The ties of President Chirac’s administration to Angolagate were as close as those of other leading French politicians -- right and left, Socialist and Gaullist. What is not clear is what Chirac and then-President-elect Bush spoke about on December 18, 2000 in Washington, DC at the French Embassy during an unprecedented meeting between a president-elect and a foreign leader inside a foreign diplomatic mission. Coming just four days after the Supreme Court handed the White House to Bush, the Bush-Chirac meeting took on an even greater aura of mystery.
There is yet another disturbing element involved in Bush’s ties to dos Santos. There was a secret agreement between the French firm Communications et Systémes, the French Defense Ministry, and dos Santos to acquire during 2000 two types of communications monitoring equipment suites to triangulate the location of Savimbi’s GSM cell and satellite telephone calls in the Angolan bush country. The two systems – Murene (for GSM calls) and Menta (for satellite calls), were supposed to help dos Santos' forces locate Savimbi’s constantly moving jungle headquarters.
Apparently, the multimillion dollar systems were not all that helpful in locating Savimbi. However, legitimate questions exist about what U.S. official and unofficial intelligence resources were brought to bear on the recalcitrant ex-U.S. ally Savimbi. Under CIA Director George Tenet’s expanded authority to eliminate terrorists listed in a “worldwide attack matrix,” it is open season on anyone the U.S. brands a terrorist. According to U.S. government sources, Savimbi was tracked by the military forces of U.S. NATO ally Portugal, who were aided by private mercenaries from Israel and South Africa.
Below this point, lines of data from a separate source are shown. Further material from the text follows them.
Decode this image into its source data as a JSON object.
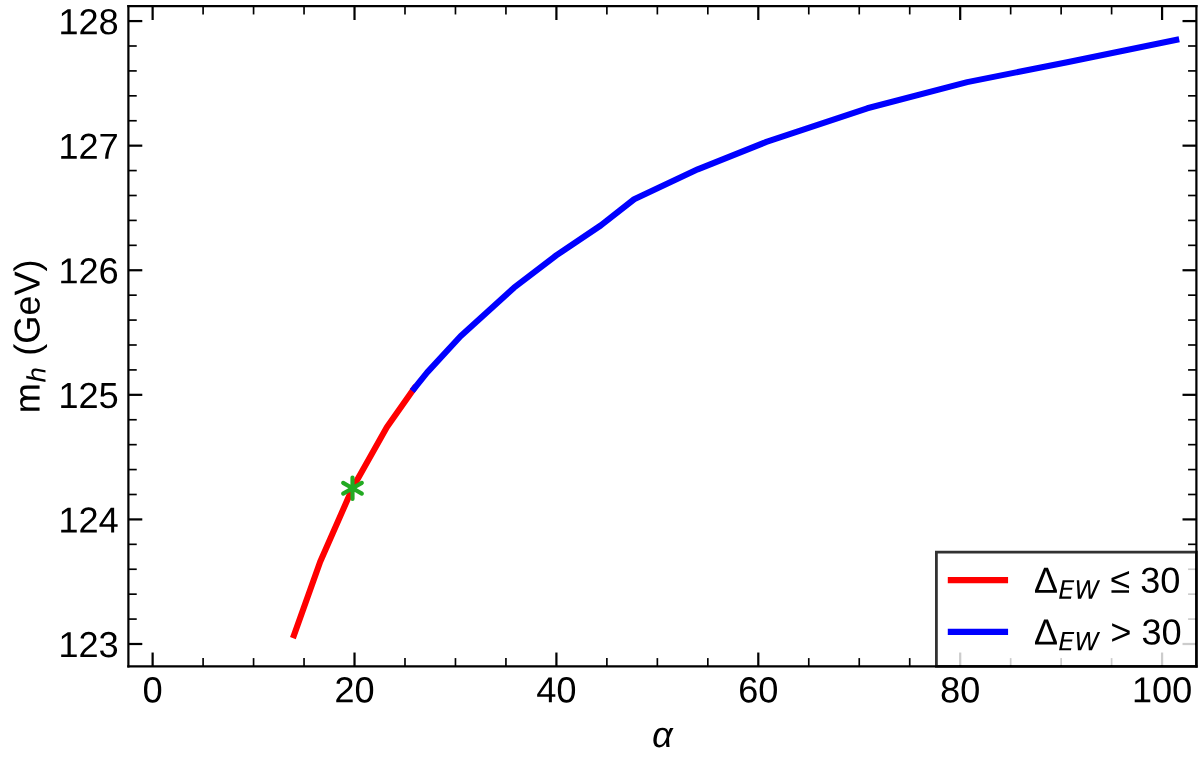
{
  "chart_data": {
    "type": "line",
    "xlabel": "α",
    "ylabel": "m$_{h}$ (GeV)",
    "xlim": [
      -2.4,
      103.4
    ],
    "ylim": [
      122.82,
      128.12
    ],
    "xticks": [
      0,
      20,
      40,
      60,
      80,
      100
    ],
    "yticks": [
      123,
      124,
      125,
      126,
      127,
      128
    ],
    "grid": false,
    "legend": "bottom right",
    "series": [
      {
        "name": "Δ$_{EW}$ ≤ 30",
        "color": "#ff0000",
        "x": [
          14.0,
          16.6,
          19.8,
          23.2,
          25.9
        ],
        "values": [
          123.07,
          123.66,
          124.25,
          124.74,
          125.05
        ]
      },
      {
        "name": "Δ$_{EW}$ > 30",
        "color": "#0000ff",
        "x": [
          25.9,
          27.2,
          30.5,
          35.8,
          40.0,
          44.4,
          47.7,
          54.0,
          60.8,
          70.8,
          80.7,
          90.6,
          101.4
        ],
        "values": [
          125.05,
          125.18,
          125.47,
          125.86,
          126.12,
          126.36,
          126.57,
          126.81,
          127.03,
          127.3,
          127.51,
          127.67,
          127.85
        ]
      },
      {
        "type": "scatter",
        "marker": "cross",
        "color": "#22aa22",
        "x": [
          19.8
        ],
        "values": [
          124.25
        ]
      }
    ]
  }
}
Jardo Muekalia, who headed UNITA’s Washington office until it was forced to close in 1997, says that that the military forces that ultimately succeeded in assassinating Savimbi were supported by commercial satellite imagery and other intelligence support provided by Houston-based Brown & Root. Both the State Department and Pentagon vehemently denied any U.S. government role in the killing of Savimbi.
Yet another suspicious death arose from the Falcone affair and the scramble for economic advantage in Angola. Thierry Imbot, a DGSE agent and the son of General Rene Imbot, a former head of the DGSE, died in a fall from his French apartment in October 2000. Imbot’s name was listed on one of the seized diskettes as a “consultant for China” for Brenco International and was paid $120,000 for his services through Nations’ Bank of Virginia. An investigation into the mysterious death of a consultant for a company tied to the Bush family just weeks before Bush’s tainted presidential election victory failed to materialize in any American media.
Sonia Falcone's home state senator, John McCain, was also a recipient of her political largess. The Federal Election Commission records show McCain receiving $2800 from Essente in 1999 and 2000, with $1800 ultimately returned. Senator Susan Collins (R-ME) received a $250 contribution from Essente in 2002.